Open bradennapier opened 4 years ago
thanks for reaching out @bradennapier. The sampling rate you've set looks like 10% and not 0.1% :)
10% of 129k TPM is 13k TPM which is close to what you're seeing.
Remember, 0.1
is 10%, 0.01
is 1% and 0.001
is 0.1%. See more here: https://www.elastic.co/guide/en/apm/agent/nodejs/master/performance-tuning.html#performance-sampling.
as an aside, it's interesting that you ingest almost as many "metric" documents as sampled transaction documents. Could you share some numbers on how many transaction groups you have? This roughly corresponds to the number of endpoints/routes you have.
Yeah, sorry, that is what I meant. Was writing out quite a bit there and copying over params and got confused for a second :-)
We ingest simialr because we had to filter out all documents that were not sampled because your system could not handle it without us ramping up the cost of the Elastic Cloud bill well into the $5-10k a month levels -- you can see info on that with the links at the top where we implemented that.
OK I understand.
As @axw mentioned in https://github.com/elastic/apm/issues/151#issuecomment-534831316 we're working on giving you more options and better trade-offs when it comes to storage, ingestion and sampling. While we work on the improvements, my suggestion would be to lower the sample rate an additional notch. For busy sites, it's not uncommon to run at 0.1% for example.
You also have the option to ignore specific URLs if you're not getting much value from those being traced: https://www.elastic.co/guide/en/apm/agent/nodejs/master/configuration.html#ignore-urls
For now using 1 instance of APM with 4GB -- scaling to 2 instances with 8GB does not appear to have any effect on this issue.
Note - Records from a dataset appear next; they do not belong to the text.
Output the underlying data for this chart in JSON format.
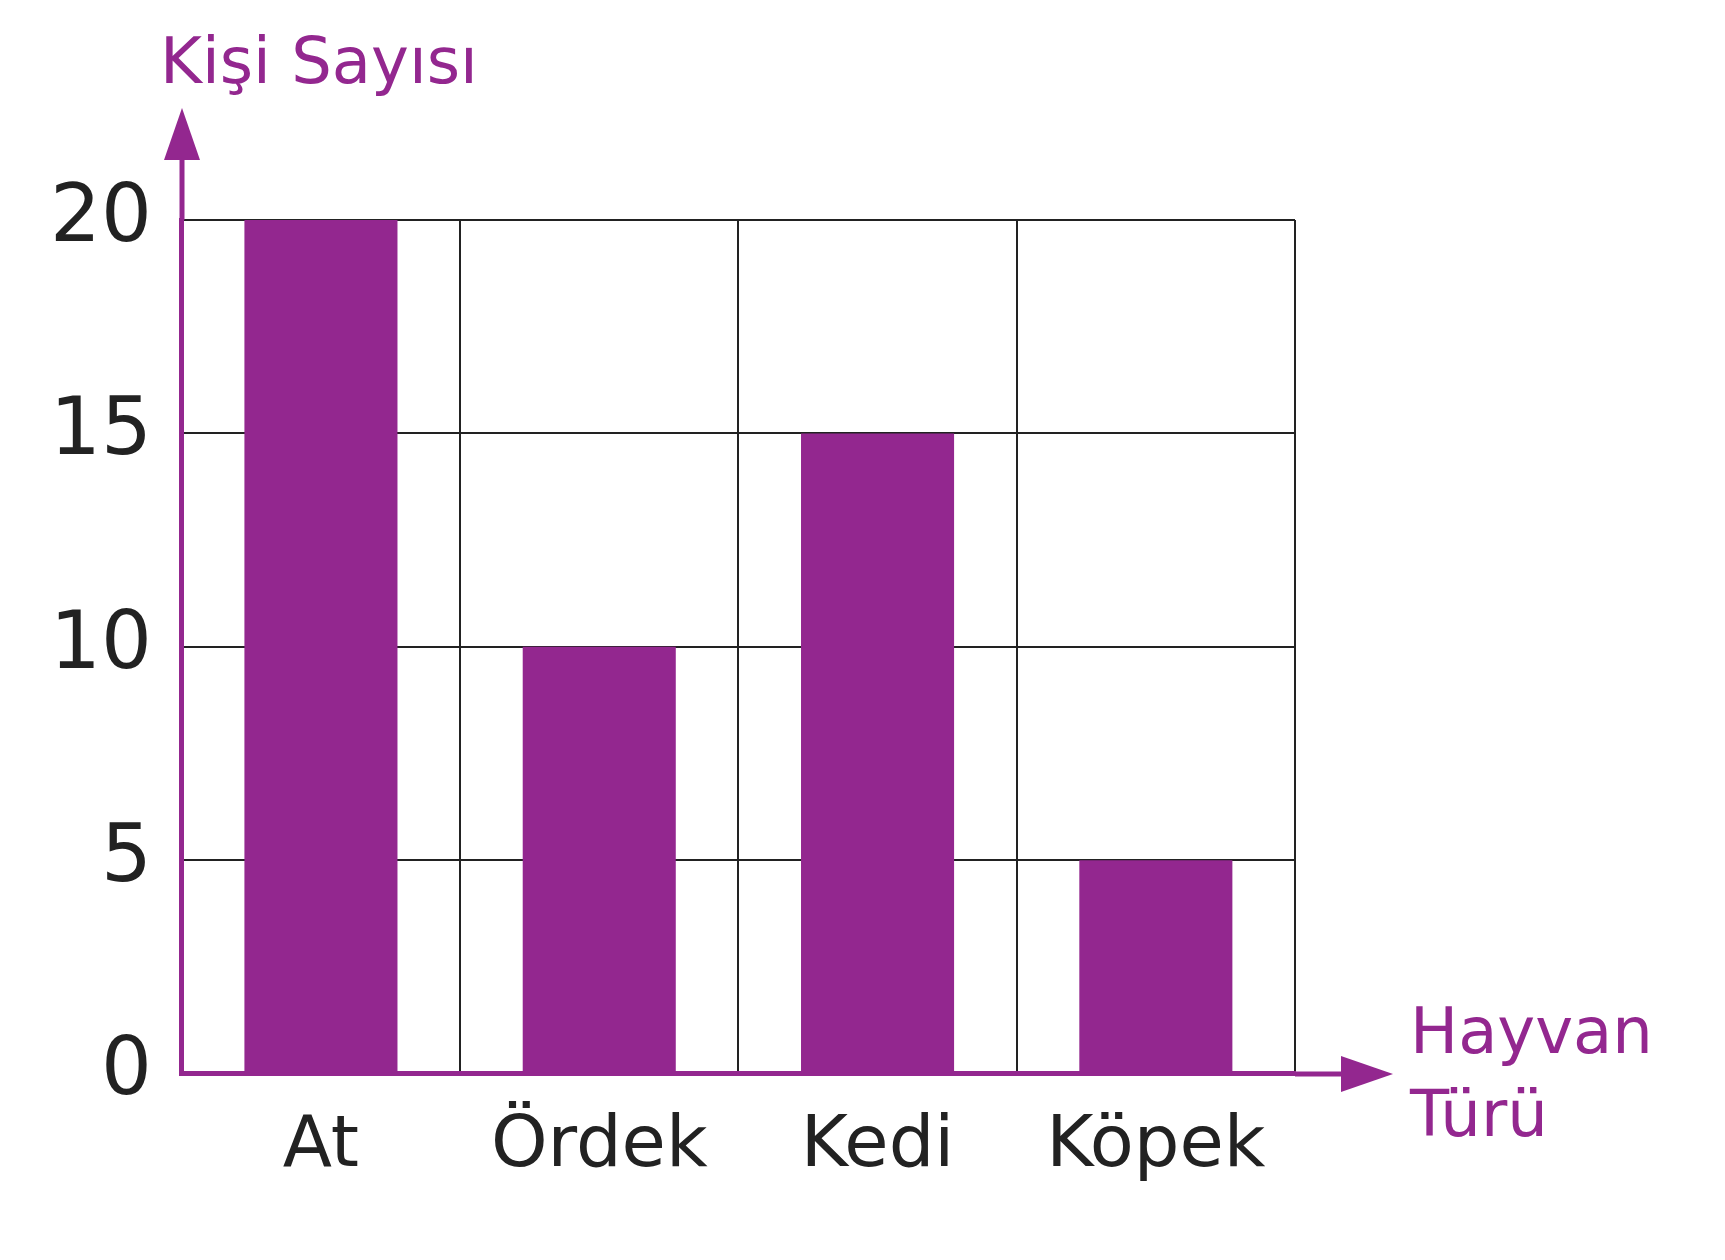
{
  "chart_data": {
    "type": "bar",
    "xlabel": "Hayvan Türü",
    "ylabel": "Kişi Sayısı",
    "categories": [
      "At",
      "Ördek",
      "Kedi",
      "Köpek"
    ],
    "values": [
      20,
      10,
      15,
      5
    ],
    "color": "#93278f",
    "ylim": [
      0,
      20
    ],
    "yticks": [
      0,
      5,
      10,
      15,
      20
    ],
    "grid": true,
    "legend": false
  }
}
I am having the same issue with my elastic cloud cluster. No matter how I scale APM up, the APM servers are never able to process all the traffic from all of my agents.
Attached is the screenshot when I have 3 x 4GB APM instances, configuration as below:
@teyou Thanks for chiming, we understand the issues and are actively working on them as mentioned in https://github.com/elastic/apm/issues/184#issuecomment-566554443. There are a number of overlaps here but #104 will have the biggest impact. In addition, we're working on improving stack monitoring to more accurately reflect the limits hit and provide guidance on how and when to scale up APM Server nodes.
I'm going to rename this issue to more accurately reflect what we're after.
@graphaelli Thanks, looking forward for the improvement! It would be great if the team can introduce an auto-scaling feature to scale out during peak hour & scale in APM servers during the off-peak hour. it would help save customer bills
Hey y'all! As always, thanks for your hard work on this product. I am a shareholder and user and love what you guys do! Although I do have the occasional little issue for-which I like to write you guys novels to read because reading words can help your brain from going crazy from just reading code all day (so, in a way, I am helping you! :-P)
Since I am referencing a previous issue I am going to just use that as a base for the template - see elastic/apm#151 & https://github.com/elastic/apm-agent-nodejs/issues/1385 - please don't hurt me! or worse... close my issue!
I am using
7.5.0
across the board and thenodejs
agent.Summary
We sample
0.1%
of our requests and have a filter to make sure we only send sampled requests in any way to APM. Not sure if this was broken as this appears to have become an issue again with latest versions.So sending 0.1% AND not sending metrics for the other 99.9% of our requests -- and with around a $1,000 elastic cloud a month bill, APM apparently needs MUCH more to work. As stated in previous posts, the total cost to run APM is 2-100x more than to run our API itself.
I am also posting a screenshot of metrics - but keep in mind there were some deploys and reconfigurations in that time trying to figure this all out.
Configuration (Elastic Cloud)
Current Elastic Cloud configuration looks like below for the ES itself. Just scaled that up. For now using 1 instance of APM with 4GB -- scaling to 2 instances with 8GB does not appear to have any effect on this issue.
15 instances * 3 (base servers) + n (auto scale servers - currently 0)
so a minimum of 45 apm agents are running in prod then we also have other environments which would just be 15 each and would have very few events so 75 agents running total.The Problem
At times where there does not appear to be any change in traffic, requests, or any other known metric it appears the queue gets full -- the problem is this means im missing tons of requests and not getting a real picture of our traffic during these times. When this happens, all the instances start spamming non stop 503 errors.